Adder2 'hard to bear' does not mean 'hard'. You've changed the meaning of the word by attaching it to a different concept
Yes, I understand what you're saying. I get that, in Spanish, this is a way of saying "this is a long distance". It's still an akward translation in English, though. "The distance is hard" is just not something that would commonly be said because there are better ways to say it, i.e. "the distance is long".
It isn't the distance that is difficult/hard. In that context, the difficulties are numerous, and they are caused by the distance, or by the seperation that is caused by the distance, but the effects of a thing are distinct from that thing.

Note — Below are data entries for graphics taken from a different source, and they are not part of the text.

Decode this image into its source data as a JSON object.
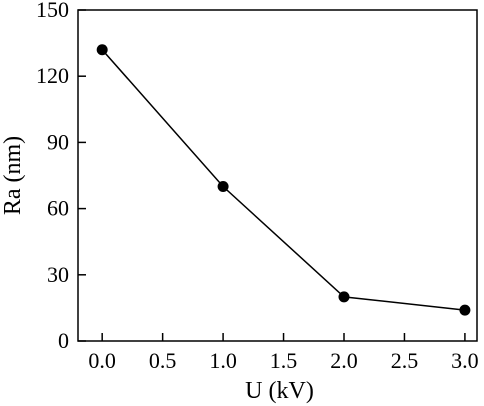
{
  "chart_data": {
    "type": "line",
    "title": "",
    "xlabel": "U (kV)",
    "ylabel": "Ra (nm)",
    "xlim": [
      -0.2,
      3.1
    ],
    "ylim": [
      0,
      150
    ],
    "xticks": [
      0.0,
      0.5,
      1.0,
      1.5,
      2.0,
      2.5,
      3.0
    ],
    "xtick_labels": [
      "0.0",
      "0.5",
      "1.0",
      "1.5",
      "2.0",
      "2.5",
      "3.0"
    ],
    "yticks": [
      0,
      30,
      60,
      90,
      120,
      150
    ],
    "ytick_labels": [
      "0",
      "30",
      "60",
      "90",
      "120",
      "150"
    ],
    "grid": false,
    "series": [
      {
        "x": [
          0.0,
          1.0,
          2.0,
          3.0
        ],
        "y": [
          132,
          70,
          20,
          14
        ],
        "color": "#000000",
        "marker": "filled-circle"
      }
    ]
  }
}
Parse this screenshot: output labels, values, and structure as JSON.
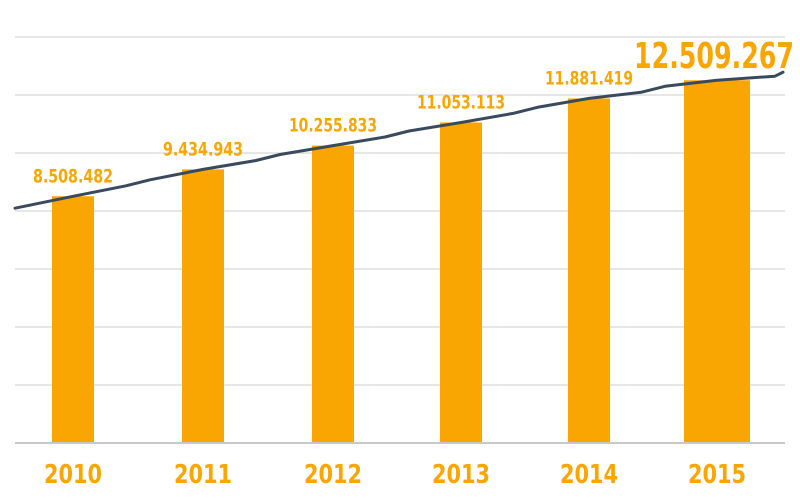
{
  "chart_data": {
    "type": "bar",
    "categories": [
      "2010",
      "2011",
      "2012",
      "2013",
      "2014",
      "2015"
    ],
    "values": [
      8508482,
      9434943,
      10255833,
      11053113,
      11881419,
      12509267
    ],
    "value_labels": [
      "8.508.482",
      "9.434.943",
      "10.255.833",
      "11.053.113",
      "11.881.419",
      "12.509.267"
    ],
    "ylim": [
      0,
      14000000
    ],
    "grid": true,
    "trend_line": true,
    "colors": {
      "bar": "#f9a602",
      "trend": "#3a4a5e",
      "grid": "#e6e6e6",
      "text": "#f9a602"
    }
  }
}
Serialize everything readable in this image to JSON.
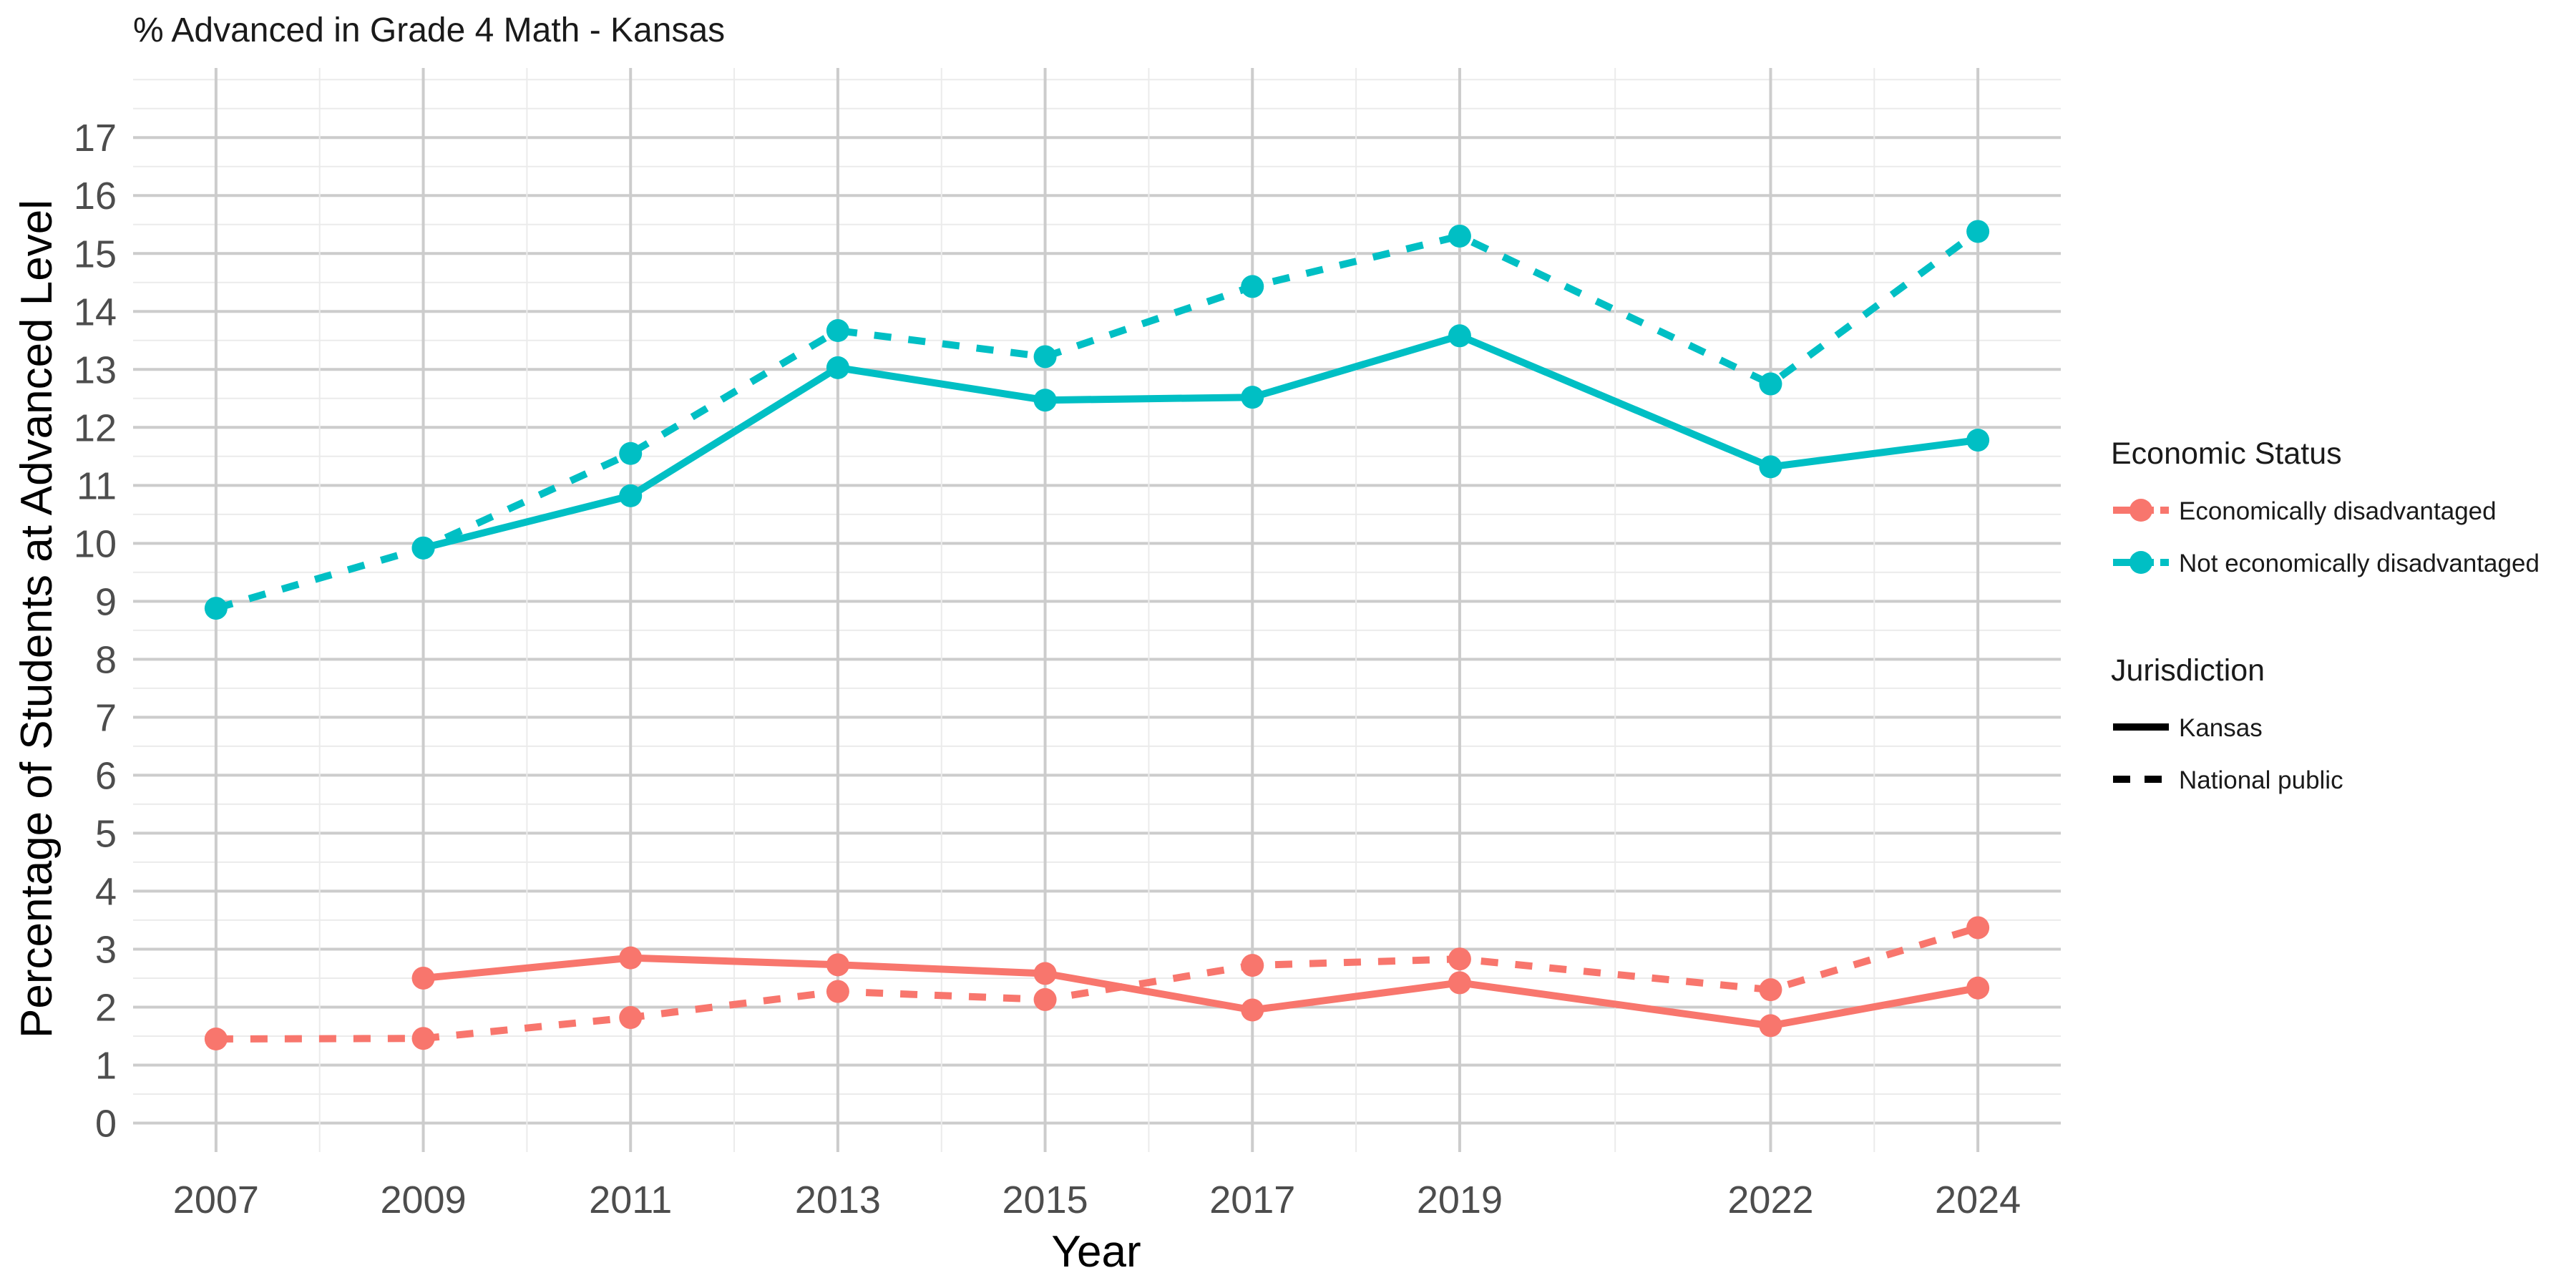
{
  "chart_data": {
    "type": "line",
    "title": "% Advanced in Grade 4 Math - Kansas",
    "xlabel": "Year",
    "ylabel": "Percentage of Students at Advanced Level",
    "x": [
      2007,
      2009,
      2011,
      2013,
      2015,
      2017,
      2019,
      2022,
      2024
    ],
    "x_ticks": [
      "2007",
      "2009",
      "2011",
      "2013",
      "2015",
      "2017",
      "2019",
      "2022",
      "2024"
    ],
    "xlim": [
      2006.2,
      2024.8
    ],
    "y_ticks": [
      "0",
      "1",
      "2",
      "3",
      "4",
      "5",
      "6",
      "7",
      "8",
      "9",
      "10",
      "11",
      "12",
      "13",
      "14",
      "15",
      "16",
      "17"
    ],
    "ylim": [
      -0.5,
      18.2
    ],
    "grid": true,
    "legend_position": "right",
    "legend": {
      "color_title": "Economic Status",
      "color_items": [
        {
          "label": "Economically disadvantaged",
          "color": "#F8766D"
        },
        {
          "label": "Not economically disadvantaged",
          "color": "#00BFC4"
        }
      ],
      "linetype_title": "Jurisdiction",
      "linetype_items": [
        {
          "label": "Kansas",
          "dash": "solid"
        },
        {
          "label": "National public",
          "dash": "dashed"
        }
      ]
    },
    "series": [
      {
        "group": "Economically disadvantaged",
        "jurisdiction": "Kansas",
        "color": "#F8766D",
        "dash": "solid",
        "points": [
          [
            2009,
            2.5
          ],
          [
            2011,
            2.85
          ],
          [
            2013,
            2.73
          ],
          [
            2015,
            2.58
          ],
          [
            2017,
            1.95
          ],
          [
            2019,
            2.42
          ],
          [
            2022,
            1.68
          ],
          [
            2024,
            2.33
          ]
        ]
      },
      {
        "group": "Economically disadvantaged",
        "jurisdiction": "National public",
        "color": "#F8766D",
        "dash": "dashed",
        "points": [
          [
            2007,
            1.45
          ],
          [
            2009,
            1.46
          ],
          [
            2011,
            1.82
          ],
          [
            2013,
            2.27
          ],
          [
            2015,
            2.13
          ],
          [
            2017,
            2.72
          ],
          [
            2019,
            2.83
          ],
          [
            2022,
            2.3
          ],
          [
            2024,
            3.37
          ]
        ]
      },
      {
        "group": "Not economically disadvantaged",
        "jurisdiction": "Kansas",
        "color": "#00BFC4",
        "dash": "solid",
        "points": [
          [
            2009,
            9.92
          ],
          [
            2011,
            10.82
          ],
          [
            2013,
            13.03
          ],
          [
            2015,
            12.47
          ],
          [
            2017,
            12.52
          ],
          [
            2019,
            13.58
          ],
          [
            2022,
            11.32
          ],
          [
            2024,
            11.78
          ]
        ]
      },
      {
        "group": "Not economically disadvantaged",
        "jurisdiction": "National public",
        "color": "#00BFC4",
        "dash": "dashed",
        "points": [
          [
            2007,
            8.88
          ],
          [
            2009,
            9.92
          ],
          [
            2011,
            11.55
          ],
          [
            2013,
            13.67
          ],
          [
            2015,
            13.22
          ],
          [
            2017,
            14.43
          ],
          [
            2019,
            15.3
          ],
          [
            2022,
            12.75
          ],
          [
            2024,
            15.38
          ]
        ]
      }
    ]
  }
}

It's like saying "John knocked Jose down," when in actuality Tina pushed John into Jose. Technically, John's body did cause Jose to lose balance, but without Tina having pushed him, it wouldn't have happened. Don't blame the distance. People choose relationships, Tina chose to push John; the concept of distance itself did not make a decision on its own attributes.
That was a really longwinded way of saying "context matters..."
It's a common phrase in the Midwestern United States. It wouldn't have to be a "long" distance to be hard or difficult. It could mean a difficult hike or climb. Yes, the distance is difficult would be a correct response also. However, in my area, the distance is hard would be easily understood.
"The distance is hard" in English (meaning difficult, as in a long-distance relationship or a tough running trail) seems like slang, not correct grammar. "The Spanish test is hard," makes more sense, because you are describing the test itself. In the case of distance, it's not the distance itself that is difficult, but maintaining the relationship, or running so far. "Running that distance is hard" or "having my significant other living in another state is hard" makes sense, but "the distance is hard" is a form of verbal shorthand. I might say it in conversation, but would not use it in formal writing, because it's not actually correct.